Scientists have recovered a 6-million-year-old chunk of ice from Antarctica – the oldest directly dated ice ever found – and it's helping them reconstruct Earth's ancient climate.
“Ice cores are like time machines, giving scientists a glimpse into what our planet was like in the past,” lead author of the study Sarah ShackletonThis was stated by a researcher from Princeton University and a researcher at the Woods Hole Oceanographic Institution in Massachusetts. statement. “The Allan Hills cores are helping us travel much further back than we ever imagined.”
The ice and air date back to the Miocene (23–5.3 million years ago), when the Earth was much warmer, sea levels were higher, and the planet was filled with now-extinct creatures, including saber-toothed cats, giraffes similar to okapi, Arctic rhinoceroses and the first mammoths.
Shackleton and her colleagues found record ice in the remote Allan Hills blue ice region in East Antarctica between 2019 and 2023. According to the study, the Allan Hills Icefield is located at an altitude of about 6,500 feet (2,000 meters) above sea level.
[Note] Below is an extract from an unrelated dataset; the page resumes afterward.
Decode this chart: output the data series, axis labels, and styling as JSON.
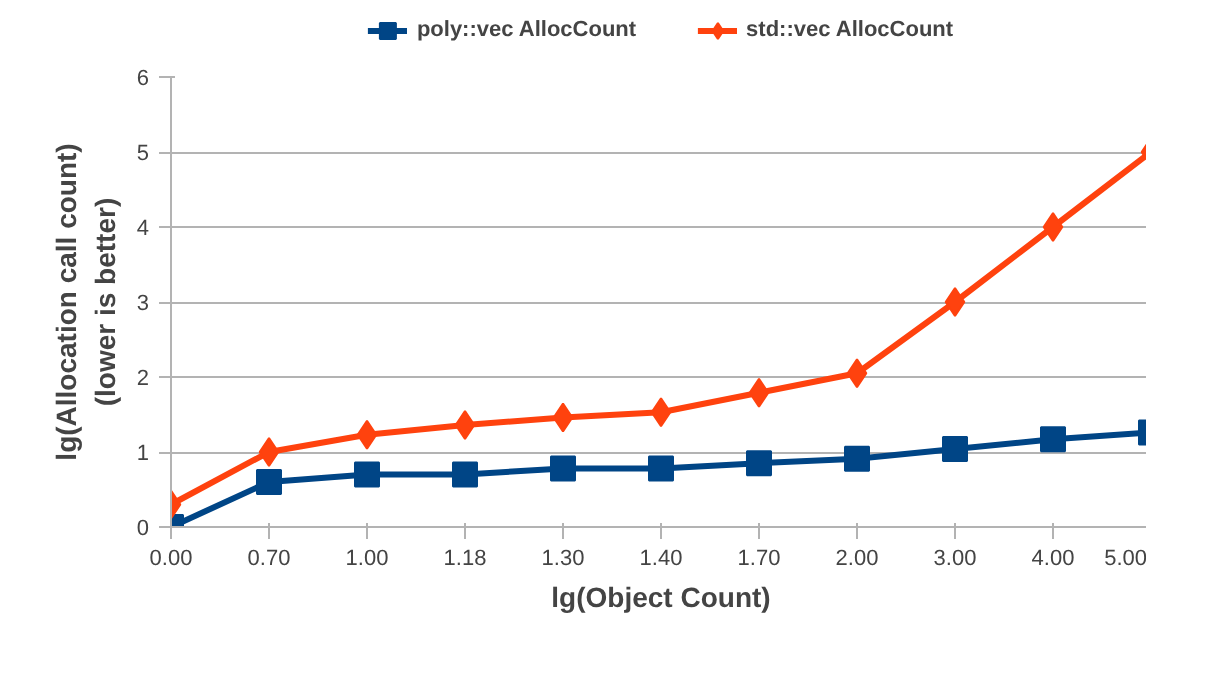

To obtain the samples, the researchers drilled into the ice sheet to depths ranging from 330 to 660 feet (100 to 200 meters). They then dated the excavated ice cores by measuring the radioactive decay of argon isotopes present in the air pockets. Tracking oxygen isotopes in the nuclei also allowed scientists to determine that the Allan Hills region has experienced a sustained cooling of about 22 degrees Fahrenheit (12 degrees Celsius) over the past 6 million years, according to a statement released by Oregon State University, which also contributed to the study.
While Antarctica – and the Earth as a whole – has been steadily cooling over the past millennia, people are now rapidly rise in global temperature releasing copious amounts of heat-trapping greenhouse gases into the atmosphere. The authors of the new study said that by examining ice cores, they could decipher ancient levels of greenhouse gases and ocean warming and thus better understand the natural causes of climate change throughout Earth's history.
In the Allan Hills region, the ice has been preserved by a variety of factors, both known and unknown, including the nearly static movement of surface ice and the rugged rock formations that held the ice in place.
“We're still figuring out the exact conditions that allow such ancient ice to survive so close to the surface,” Shackleton said. “Along with the topography, it's likely a mixture of high winds and extreme cold. The wind blows away the fresh snow, and the cold slows the ice almost to a stop. This makes the Allan Hills one of the best places in the world to find shallow old ice, and one of the most challenging places to field during the field season.”